We continued working on the library and added several more features. We were also very fortunate to begin work on a different project which gave us the opportunity to actually use the technology that we had built. That project resulted in a web application named Motionview.
Motionview allows an artist to remotely preview and select portions of motion capture shots made at a studio. Initially we were involved with the project to work only on a data converter for the web application. The viewer for the web app was originally going to be done using flash. However, we saw how this project was closely tied with C3DL. After all this application allowed the viewing of an actor’s movement in 3D space. We introduced this idea to our partners on the project and they agreed to use it. I would like to thank both Bedlam Games and the Navarra group for applying our library in a real web application. If you are interested in trying out Motionview, please contact me.

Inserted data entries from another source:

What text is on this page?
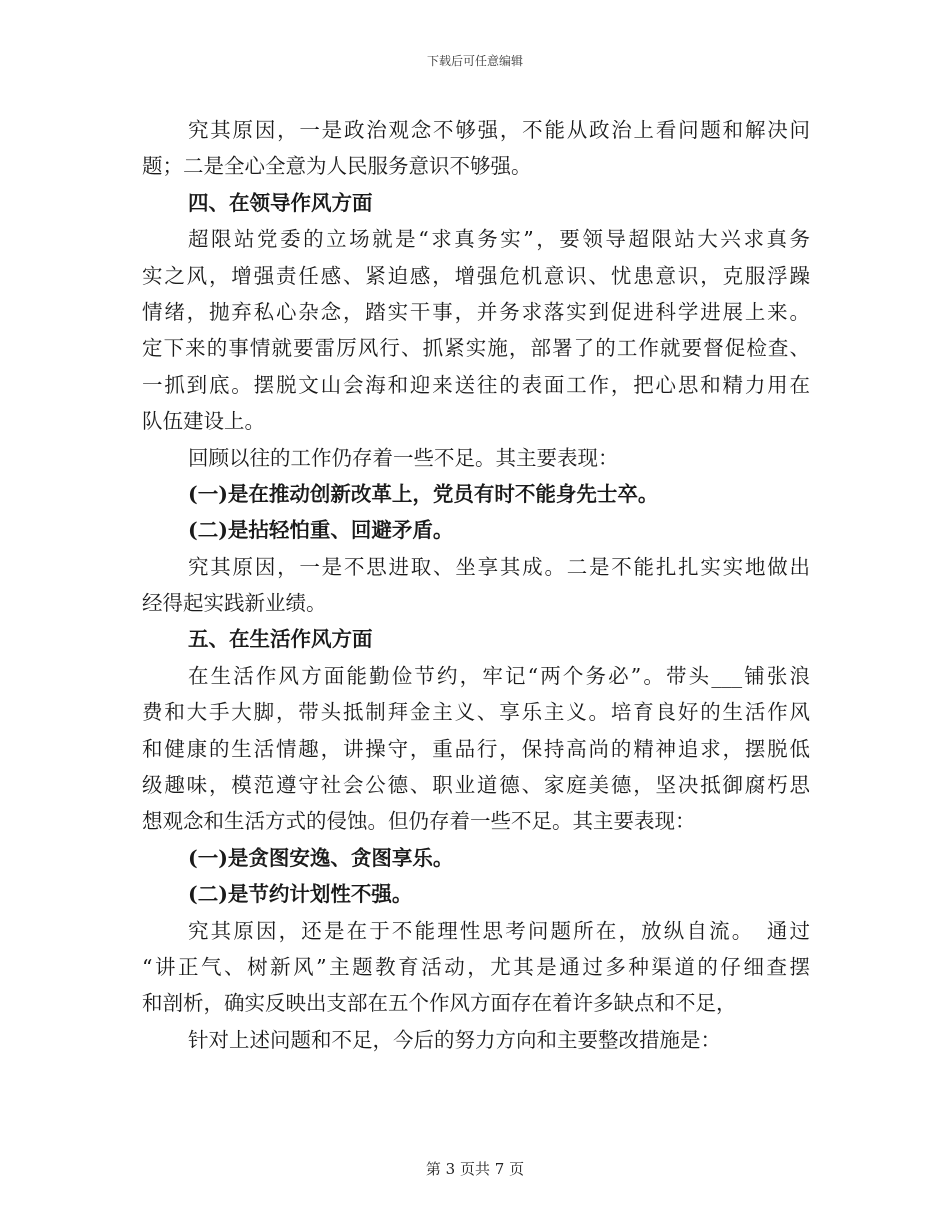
下载后可任意编辑
究其原因，一是政治观念不够强，不能从政治上看问题和解决问
题；二是全心全意为人民服务意识不够强。
四、在领导作风方面
超限站党委的立场就是“求真务实”，要领导超限站大兴求真务
实之风，增强责任感、紧迫感，增强危机意识、忧患意识，克服浮躁
情绪，抛弃私心杂念，踏实干事，并务求落实到促进科学进展上来。
定下来的事情就要雷厉风行、抓紧实施，部署了的工作就要督促检查、
一抓到底。摆脱文山会海和迎来送往的表面工作，把心思和精力用在
队伍建设上。
回顾以往的工作仍存着一些不足。其主要表现：
(一)是在推动创新改革上，党员有时不能身先士卒。
(二)是拈轻怕重、回避矛盾。
究其原因，一是不思进取、坐享其成。二是不能扎扎实实地做出
经得起实践新业绩。
五、在生活作风方面
在生活作风方面能勤俭节约，牢记“两个务必”。带头___铺张浪
费和大手大脚，带头抵制拜金主义、享乐主义。培育良好的生活作风
和健康的生活情趣，讲操守，重品行，保持高尚的精神追求，摆脱低
级趣味，模范遵守社会公德、职业道德、家庭美德，坚决抵御腐朽思
想观念和生活方式的侵蚀。但仍存着一些不足。其主要表现：
(一)是贪图安逸、贪图享乐。
(二)是节约计划性不强。
究其原因，还是在于不能理性思考问题所在，放纵自流。　通过
“讲正气、树新风”主题教育活动，尤其是通过多种渠道的仔细查摆
和剖析，确实反映出支部在五个作风方面存在着许多缺点和不足，
针对上述问题和不足，今后的努力方向和主要整改措施是：
第 3 页共 7 页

In the fall Andor, went back to school full time and did some amazing work for the processing.js project as part of his open source class. He continued to work on C3DL part time during his studies and we made the port over to WebGL. In early February I had been invited to speak as part of a Khronos sponsored session at GDC and thus I am here for my third year.
This coming summer promises to be very interesting. We will be working with some industry partners to develop our library and to add some really interesting WebGL based applications. Like the development of the motion capture application, these applications will help us add new features to C3DL.